Daylight Savings: Stop Fall Back, Save Spring Forward

Nicole Markus, Editor-in-Chief

Daylight savings begins during “spring forward,” a time in early spring when people lose an hour of sleep for one day but gain an extra hour of daylight for approximately half of the year. In fall, however, daylight savings ends, plunging the country into darkness an hour early. While the creation of daylight savings gives us spring forward, the time in the spring should be the default, not the conditional. The U.S. should make spring time the constant time, granting the American people an extra hour of daylight.

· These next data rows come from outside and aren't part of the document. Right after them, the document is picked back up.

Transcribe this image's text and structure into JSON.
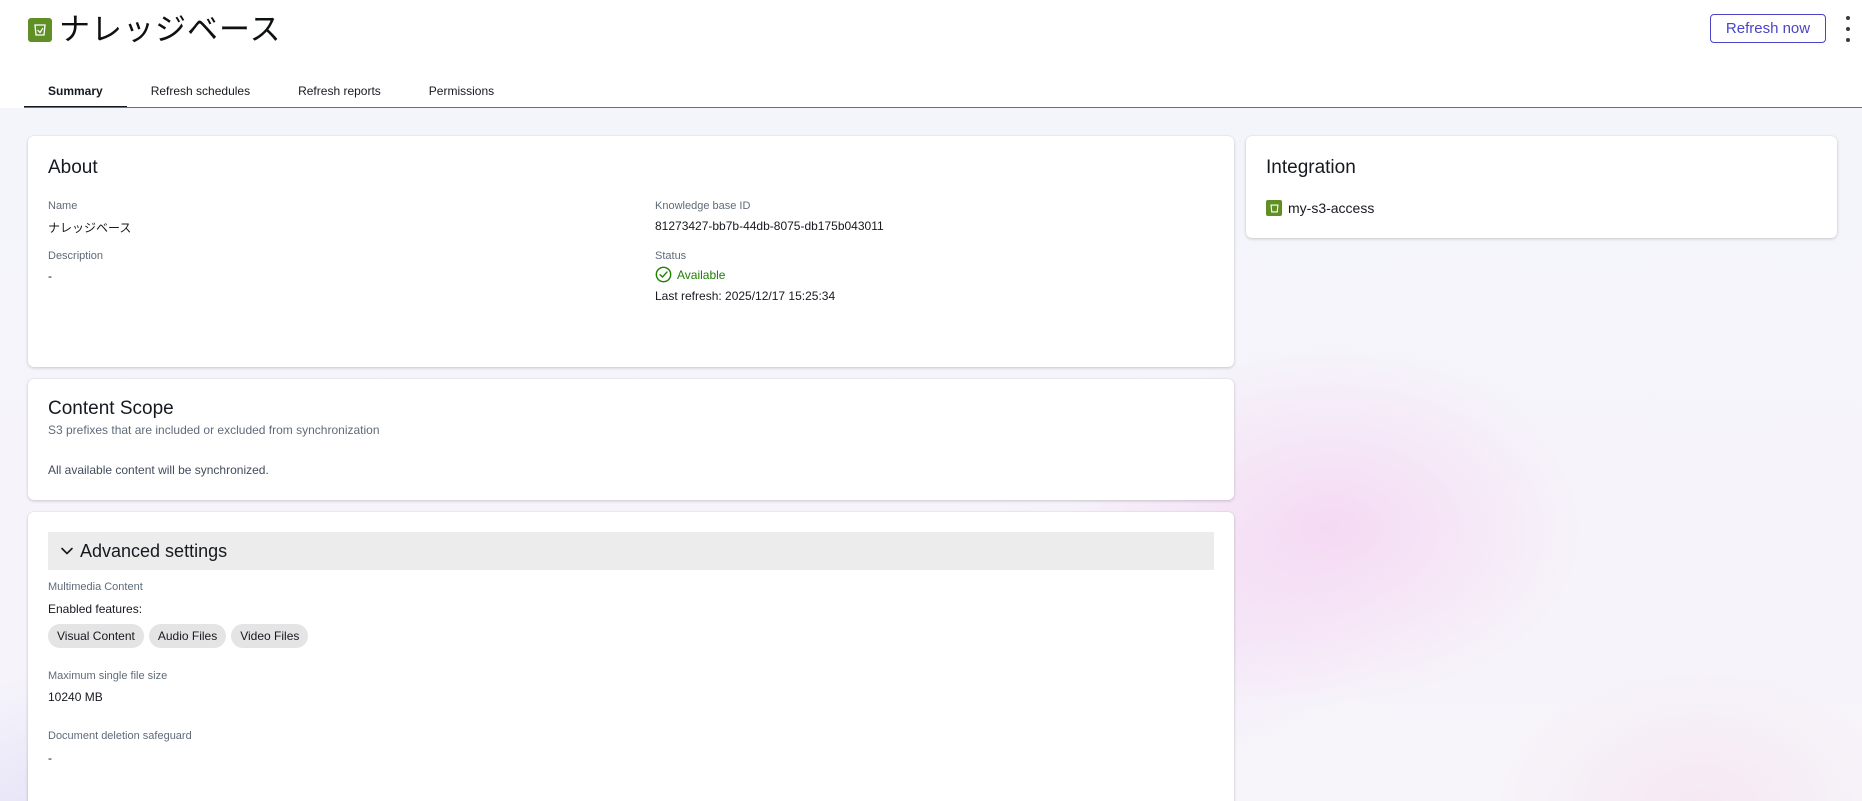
{
  "header": {
    "title": "ナレッジベース",
    "refresh_label": "Refresh now",
    "icon": "bucket-icon"
  },
  "tabs": [
    {
      "label": "Summary",
      "active": true
    },
    {
      "label": "Refresh schedules",
      "active": false
    },
    {
      "label": "Refresh reports",
      "active": false
    },
    {
      "label": "Permissions",
      "active": false
    }
  ],
  "about": {
    "title": "About",
    "name_label": "Name",
    "name_value": "ナレッジベース",
    "description_label": "Description",
    "description_value": "-",
    "kb_id_label": "Knowledge base ID",
    "kb_id_value": "81273427-bb7b-44db-8075-db175b043011",
    "status_label": "Status",
    "status_value": "Available",
    "last_refresh": "Last refresh: 2025/12/17 15:25:34"
  },
  "scope": {
    "title": "Content Scope",
    "subtitle": "S3 prefixes that are included or excluded from synchronization",
    "body": "All available content will be synchronized."
  },
  "advanced": {
    "title": "Advanced settings",
    "multimedia_label": "Multimedia Content",
    "enabled_label": "Enabled features:",
    "features": [
      "Visual Content",
      "Audio Files",
      "Video Files"
    ],
    "max_size_label": "Maximum single file size",
    "max_size_value": "10240 MB",
    "deletion_label": "Document deletion safeguard",
    "deletion_value": "-"
  },
  "integration": {
    "title": "Integration",
    "item_label": "my-s3-access"
  },
  "colors": {
    "accent": "#4b44c9",
    "status_green": "#1d8102",
    "icon_green": "#5f8f25"
  }
}
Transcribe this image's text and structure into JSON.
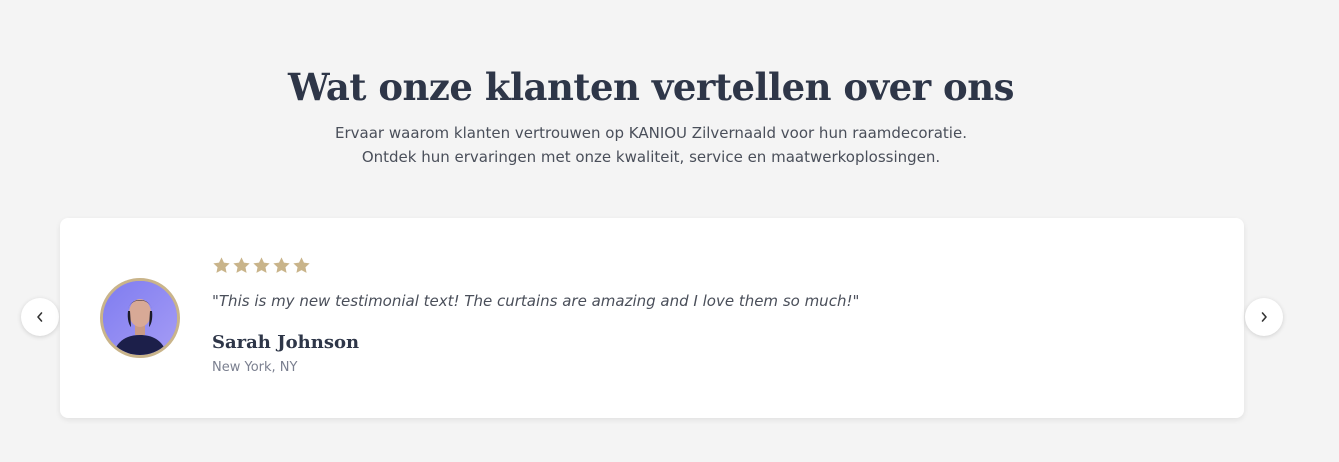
{
  "section": {
    "heading": "Wat onze klanten vertellen over ons",
    "subtitle_line1": "Ervaar waarom klanten vertrouwen op KANIOU Zilvernaald voor hun raamdecoratie.",
    "subtitle_line2": "Ontdek hun ervaringen met onze kwaliteit, service en maatwerkoplossingen."
  },
  "testimonial": {
    "rating": 5,
    "rating_max": 5,
    "quote": "\"This is my new testimonial text! The curtains are amazing and I love them so much!\"",
    "name": "Sarah Johnson",
    "location": "New York, NY"
  },
  "carousel": {
    "prev_icon": "chevron-left-icon",
    "next_icon": "chevron-right-icon"
  },
  "colors": {
    "background": "#f4f4f4",
    "heading": "#2e3648",
    "star": "#c9b48a",
    "avatar_ring": "#c9b48a"
  }
}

For many in the U.S., the feelings of sadness that accompany the winter months are more than just sadness. The change to the cold winter, often startling, contributes to what some call “seasonal depression,” the concept that feelings of sadness and anxiety increase when the days get shorter, colder and darker. Though an extra hour of daylight does not purport to end this winter sadness, it could help by eliminating some of that perpetual darkness that generates feelings of despair.

Keeping daylight savings time but eliminating fall back increases people’s exposure to natural light, a healthier alternative to artificial light. According to Time and Date, changing the clock can disrupt circadian rhythm, which harms the human body. Keeping everyone on one clock for an entire year would benefit most people.

Similarly, the extra hours of daylight keeps the country safer. Attacks are easier at night, under the cover of darkness, and an extra hour of daylight helps people to maneuver around easier. Driving at night poses an additional risk to drivers, and an extra hour of daylight could help lower the number of car accidents. 

Changing the clock twice a year is an annoying disruption. But, it does not have to be this way. Keeping the clock at daylight savings the entire year removes disruption, promotes safety and increases happiness.